César sustituye a un voluntariamente desplazado Corella.
– Por obra de tu hermano y de las tropas a su mando. He ordenado a Joan que vuelva cuanto antes a Roma.
Hay sorna en la mirada que se cruzan César y Miquel de Corella, pero deja el cardenal en boca de su lugarteniente la respuesta.
– Sin duda grande es el deseo de servirse de su hijo el duque de Gandía, pero ¿qué experiencia de asedios tiene? ¿Qué estrategias de asaltos a fortalezas ha aprendido?
Alejandro Vi es poseedor de una verdad secreta, porque sonríe a solas con su secreto.
– En su día sabréis con qué efectivos cuento y, desde luego, Joan de Gandía no estará solo.

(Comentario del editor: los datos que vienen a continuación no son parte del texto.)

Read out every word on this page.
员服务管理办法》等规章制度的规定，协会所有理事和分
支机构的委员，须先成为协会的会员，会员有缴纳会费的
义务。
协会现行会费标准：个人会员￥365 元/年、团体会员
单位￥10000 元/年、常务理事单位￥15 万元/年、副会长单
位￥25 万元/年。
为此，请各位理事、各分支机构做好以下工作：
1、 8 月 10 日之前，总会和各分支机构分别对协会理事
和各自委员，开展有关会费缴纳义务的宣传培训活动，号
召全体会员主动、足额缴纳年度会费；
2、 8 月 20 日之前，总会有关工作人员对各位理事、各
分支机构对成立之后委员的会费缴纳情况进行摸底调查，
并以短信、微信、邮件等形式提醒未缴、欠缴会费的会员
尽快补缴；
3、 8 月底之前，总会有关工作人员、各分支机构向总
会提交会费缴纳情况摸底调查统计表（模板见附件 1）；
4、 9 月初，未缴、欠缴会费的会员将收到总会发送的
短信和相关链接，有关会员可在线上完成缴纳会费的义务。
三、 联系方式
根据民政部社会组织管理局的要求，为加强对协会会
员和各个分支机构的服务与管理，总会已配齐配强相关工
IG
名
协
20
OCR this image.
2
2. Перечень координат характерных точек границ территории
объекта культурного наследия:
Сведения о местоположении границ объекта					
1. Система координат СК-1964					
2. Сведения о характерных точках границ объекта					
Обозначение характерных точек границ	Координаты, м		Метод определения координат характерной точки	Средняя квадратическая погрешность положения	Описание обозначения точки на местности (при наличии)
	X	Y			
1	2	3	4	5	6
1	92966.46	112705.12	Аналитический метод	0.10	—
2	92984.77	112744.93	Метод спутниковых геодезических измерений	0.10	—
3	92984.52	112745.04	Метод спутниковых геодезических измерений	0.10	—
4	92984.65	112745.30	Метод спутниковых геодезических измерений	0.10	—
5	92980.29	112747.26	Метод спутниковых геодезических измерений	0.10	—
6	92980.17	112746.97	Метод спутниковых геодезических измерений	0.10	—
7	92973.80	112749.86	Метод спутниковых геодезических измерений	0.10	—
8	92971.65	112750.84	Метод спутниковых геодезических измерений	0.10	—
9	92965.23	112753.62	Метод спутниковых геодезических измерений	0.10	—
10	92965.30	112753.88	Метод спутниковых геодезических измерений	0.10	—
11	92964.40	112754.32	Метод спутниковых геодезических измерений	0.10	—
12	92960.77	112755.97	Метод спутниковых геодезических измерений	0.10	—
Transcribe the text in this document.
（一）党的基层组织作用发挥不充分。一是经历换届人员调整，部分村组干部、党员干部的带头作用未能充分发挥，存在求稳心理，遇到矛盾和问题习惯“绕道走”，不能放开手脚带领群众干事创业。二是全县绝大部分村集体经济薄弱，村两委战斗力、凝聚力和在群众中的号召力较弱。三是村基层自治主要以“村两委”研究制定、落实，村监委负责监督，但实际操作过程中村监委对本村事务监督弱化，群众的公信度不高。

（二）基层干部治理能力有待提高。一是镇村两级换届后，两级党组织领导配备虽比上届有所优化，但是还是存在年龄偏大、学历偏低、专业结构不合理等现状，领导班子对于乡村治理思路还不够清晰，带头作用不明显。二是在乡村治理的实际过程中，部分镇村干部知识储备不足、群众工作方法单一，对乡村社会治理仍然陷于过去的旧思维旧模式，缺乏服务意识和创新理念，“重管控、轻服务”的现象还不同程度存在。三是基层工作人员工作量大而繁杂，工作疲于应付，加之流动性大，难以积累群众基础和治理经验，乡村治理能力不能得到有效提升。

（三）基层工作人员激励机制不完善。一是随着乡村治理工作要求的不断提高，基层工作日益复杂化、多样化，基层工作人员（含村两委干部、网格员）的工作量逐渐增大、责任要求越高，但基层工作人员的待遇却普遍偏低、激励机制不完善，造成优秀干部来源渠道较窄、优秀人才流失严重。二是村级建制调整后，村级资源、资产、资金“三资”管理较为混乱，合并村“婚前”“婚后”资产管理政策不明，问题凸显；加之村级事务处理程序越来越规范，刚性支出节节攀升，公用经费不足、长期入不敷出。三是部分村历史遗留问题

Levanta, caballero sobre su caballo, Joan de Gandía la vista hacia la ventana y decae su alegría de fugitivo cuando contempla la gravedad herida del rostro de María Enríquez, con el niño en brazos, las piernecitas deslizadas sobre la gravidez del vientre de su madre. Retiene Joan la imagen en su mirada, como si quisiera absolverla de la tentación del olvido, quedársela para siempre, el relativo siempre del que es capaz. Finalmente alza dos dedos hasta su frente a manera de despedida y sólo encuentra la sequedad de los ojos de la mujer después de las lágrimas, una sequedad brillante y furiosa, que permanecerá en la estela de su galopar por un pasillo de tiempo y arboledas hasta llegar al mar y ya en el barco, a medida que se alejan las costas de Valencia, siente que se despega con demasiada facilidad de la patética despedida de María, de los últimos meses de su vida, atraído como un imán cada vez más fuerte por los horizontes de Roma y el núcleo magnético del Vaticano.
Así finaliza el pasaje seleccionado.